There was no industry like it ten years ago and no ‘reasonable’ young person even contemplated making a living by it. How do you even explain it to your friends and family without being considered insane?
When Ali Baba, one of the pioneers of comedy in Nigeria, told his father he wanted to do comedy for living, the old man quickly disowned him. But the young man stood his ground, bade his home state of Delta bye, relocated to Lagos – Nigeria’s commercial capital, and launched a career in comedy.
Today his story is a lesson in determination, focus and perseverance. comedy is big business ”racking in millions of Naira” Ali Baba earns from an hour’s performance what many young corporate executives do not earn as monthly salary.
He makes money by making others laugh and often has more shows in a year than he’s got time for. Comedians are multi- millionaires.“That’s not one of those jokes,” a friend who is an entertainment journalist recently told me.
It’s not clear whether we have billionaire in the industry yet.
Comedy is a relatively new industry in Nigeria, if it could be called one. But it is already one sector that is spinning the entrepreneurial and creative ingenuity of many young people. In Ali Baba’s days, you could count the number of full time comedians on your fingers and the five fingers won’t be exhausted. Today the list is long and continues to grow.
From Basket Mouth, to Baby Face, AY, I Go Die, Funny Bone, I Go Save, Bovi, Sim Card, Lepacious, Don’t Jealous Me, Klint de Drunk, Ice Prince, Julius Agwu, the list goes on. These folks are not just entertainers, they are role models for a new generation of Nigerians.
Most of them like Ali Baba come from the oil rich Niger Delta region. Warri, the bustling city in Delta state, is widely regarded as the factory where comedians are made. But it is not the only breeding ground. Port Harcourt and Benin City – also Niger Delta cities, have their fair share of comedians.
In the face of abject poverty, many youth in the region resorted to kidnapping of oil workers and demanding for ransom, but the Ali Baba generation decided to poke fun at life and make joke out of the many complexities and difficulties around them. The result is a bulging industry that today employs full time a growing number of young college educated Nigerians.
Rather than kidnap oil workers, they compere in their conferences, workshops and parties and earn handsomely for their creativity. They do not depend on government for anything, rather they help the governments make the people laugh in the face of despondency, wanton neglect and monumental misrule.
Theirs is an industry on the rise; one that has emerged from being a collection of the NFA (No future ambition) as they were once called to become a practice for the witty, resilient, humorous and very enterprising minds.
Like Nollywood under whose bigger umbrella it falls, the comedy industry in Nigeria is a phenomenon. Its growth has marveled many. All over Africa Nigerian comedians are admired and in great demand. They host regular shows all over Africa and parts of Europe and America.

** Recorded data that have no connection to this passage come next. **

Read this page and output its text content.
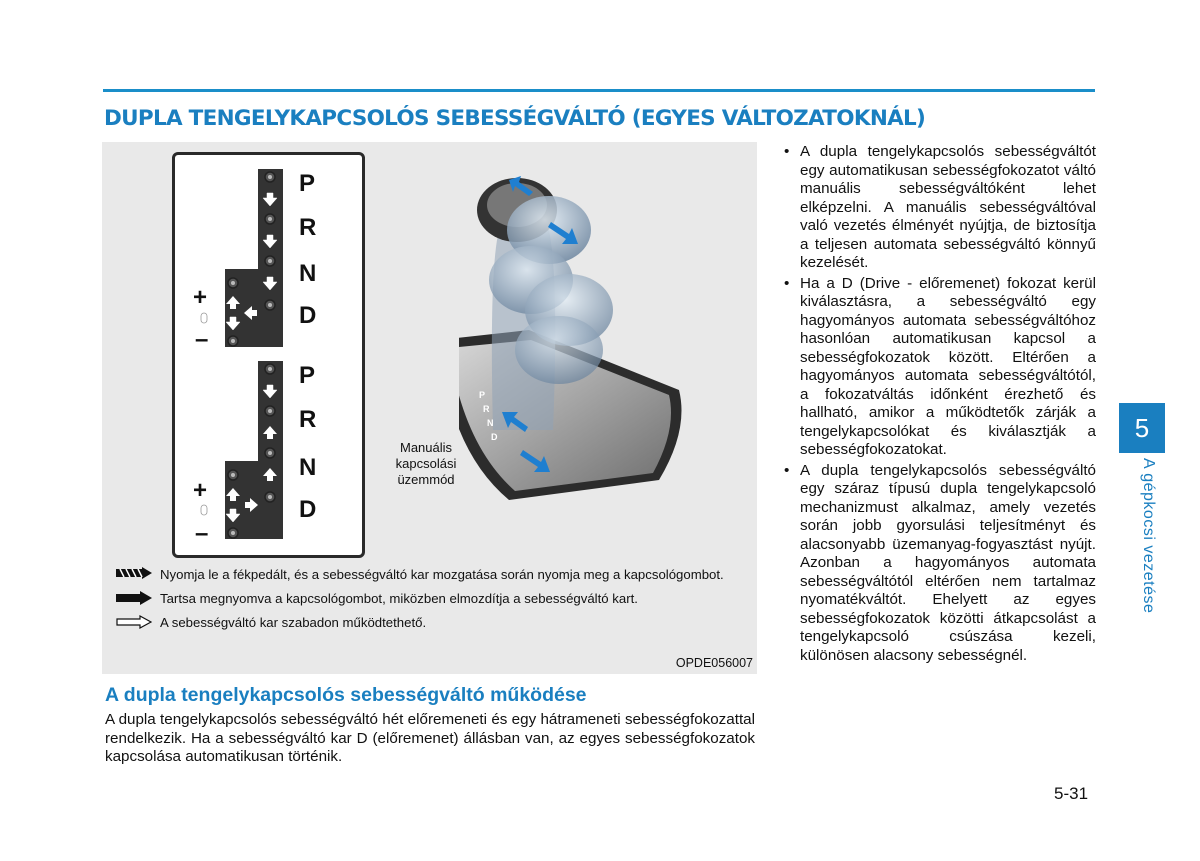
DUPLA TENGELYKAPCSOLÓS SEBESSÉGVÁLTÓ (EGYES VÁLTOZATOKNÁL)
P
R
N
D
P
R
N
D
+
–
+
–
P
R
N
D
Manuális
kapcsolási
üzemmód
Nyomja le a fékpedált, és a sebességváltó kar mozgatása során nyomja meg a kapcsológombot.
Tartsa megnyomva a kapcsológombot, miközben elmozdítja a sebességváltó kart.
A sebességváltó kar szabadon működtethető.
OPDE056007
A dupla tengelykapcsolós sebességváltó működése

A dupla tengelykapcsolós sebességváltó hét előremeneti és egy hátrameneti sebességfokozattal rendelkezik. Ha a sebességváltó kar D (előremenet) állásban van, az egyes sebességfokozatok kapcsolása automatikusan történik.

• A dupla tengelykapcsolós sebességváltót egy automatikusan sebességfokozatot váltó manuális sebességváltóként lehet elképzelni. A manuális sebességváltóval való vezetés élményét nyújtja, de biztosítja a teljesen automata sebességváltó könnyű kezelését.
• Ha a D (Drive - előremenet) fokozat kerül kiválasztásra, a sebességváltó egy hagyományos automata sebességváltóhoz hasonlóan automatikusan kapcsol a sebességfokozatok között. Eltérően a hagyományos automata sebességváltótól, a fokozatváltás időnként érezhető és hallható, amikor a működtetők zárják a tengelykapcsolókat és kiválasztják a sebességfokozatokat.
• A dupla tengelykapcsolós sebességváltó egy száraz típusú dupla tengelykapcsoló mechanizmust alkalmaz, amely vezetés során jobb gyorsulási teljesítményt és alacsonyabb üzemanyag-fogyasztást nyújt. Azonban a hagyományos automata sebességváltótól eltérően nem tartalmaz nyomatékváltót. Ehelyett az egyes sebességfokozatok közötti átkapcsolást a tengelykapcsoló csúszása kezeli, különösen alacsony sebességnél.
5
A gépkocsi vezetése
5-31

Theirs is a media industry that is owned, driven and operated by young Africans, for Africans with no government support whatsoever. The traditional flagships in Nigeria’s creative industry have been music and theatre, but comedy has emerged as a new kid on the block.
In a country where there are a lot to be angry about, a ticket to a life concert by Basket Mouth, Ali Baba or I Go Die, can be a big anti-depression therapy. Shino Peters, one of Nigeria’s afro-juju musicians has a track in one of his albums with the refrain ‘dance, dance, dance and forget your sorrow’. For these comedy merchants, it is ‘laugh, laugh, laugh and forget your sorrow’. For many of their clients, the therapy is working. I’ve found them very effective myself.
The rising profile of Ali Baba and company shows that great entrepreneurs are not necessarily extraordinary beings. They are ordinary folks who do ordinary things extraordinarily.